2.Make friends a priority. Maybe you “should” clean the house, wash the dog, go grocery shopping, or watch tv (some people feel they should do that!). But give those “shoulds” the brush and prioritize your friendships. There will be plenty of time for those “shoulds” when you’re dead. For now, think about the health benefits of friendship.

3.Be there for the good and bad. Show up for the funerals and the weddings, the surgeries and the celebrations! Be sincerely sad or genuinely happy for your friend – and include them on the good and bad in your life, too. One way to be a good friend is to be inclusive.

4.Don’t keep score. Who called who last? Who bought lunch last? Who spent the most on Christmas gifts? Who forgot whose birthday? Who cares? If you have a good friend, cut a little slack. If your friendship really isn’t that great, then maybe you need to re-evaluate it. The health benefits of friendship will outlast the score-keeping cards.

5.Notice the little stuff. The conversations that matter the most are the quick little ones that last only a few minutes. It’s not always the deep long heart-to-hearts that bond friends together -- it's the day to day minutiae of everyday life. One way to be a good friend is to have short, sweet conversations.

6.Focus on the positive. We all have quirks and weaknesses; focusing on your friend’s strengths and wonderful qualities will keep your friendship alive and strong. To be a good friend, forget about the things you wish were different.

Friendships, especially {emotional} women friendships can be difficult to create and withstand the test of time.  Men seem to have it easy - I don't know if we should learn something from that or not.  Either way I want to thank all of my friends that love me for who I am and for the times that I am not the "best" friend.  Believe me, I have to live with myself {smirk}.  I know all to well how challenging that can be.

I think this poem sums it up best and I think it is a perfect reminder for all of us no matter where we are in our life right now.

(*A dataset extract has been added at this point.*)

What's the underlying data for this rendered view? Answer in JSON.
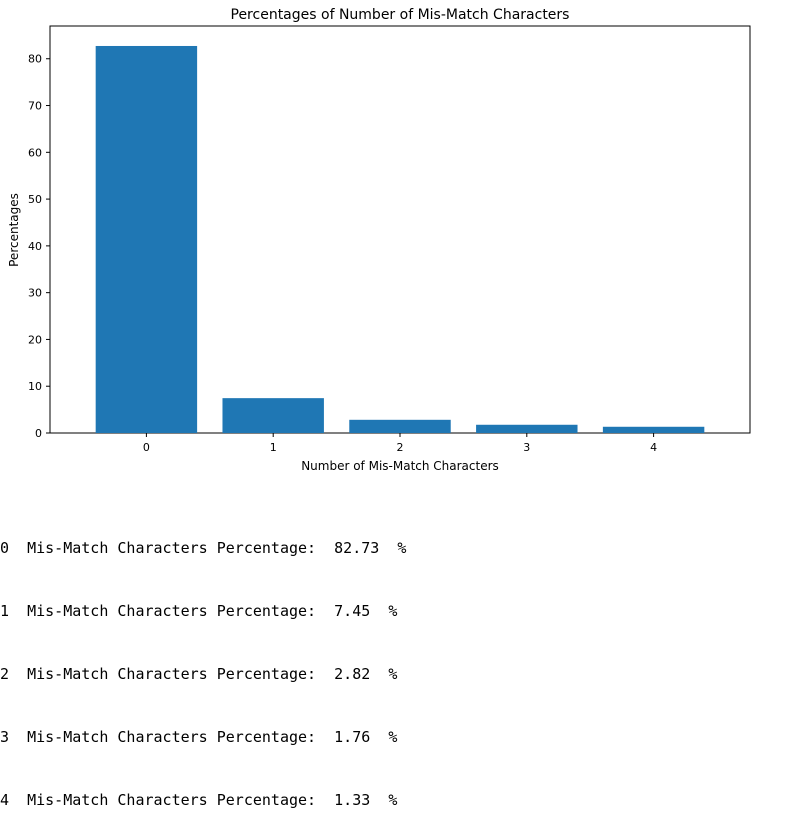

Reason, Season, or Lifetime

People come into your life for a reason, a season or a lifetime.
When you figure out which one it is,
you will know what to do for each person.

When someone is in your life for a REASON,
it is usually to meet a need you have expressed.
They have come to assist you through a difficulty;
to provide you with guidance and support;
to aid you physically, emotionally or spiritually.
They may seem like a godsend, and they are.
They are there for the reason you need them to be.

Then, without any wrongdoing on your part or at an inconvenient time,
this person will say or do something to bring the relationship to an end.
Sometimes they die. Sometimes they walk away.
Sometimes they act up and force you to take a stand.
What we must realize is that our need has been met, our desire fulfilled; their work is done.
The prayer you sent up has been answered and now it is time to move on.

Some people come into your life for a SEASON,
because your turn has come to share, grow or learn.
They bring you an experience of peace or make you laugh.
They may teach you something you have never done.
They usually give you an unbelievable amount of joy.
Believe it. It is real. But only for a season.

LIFETIME relationships teach you lifetime lessons;
things you must build upon in order to have a solid emotional foundation.
Your job is to accept the lesson, love the person,
and put what you have learned to use in all other relationships and areas of your life.
It is said that love is blind but friendship is clairvoyant.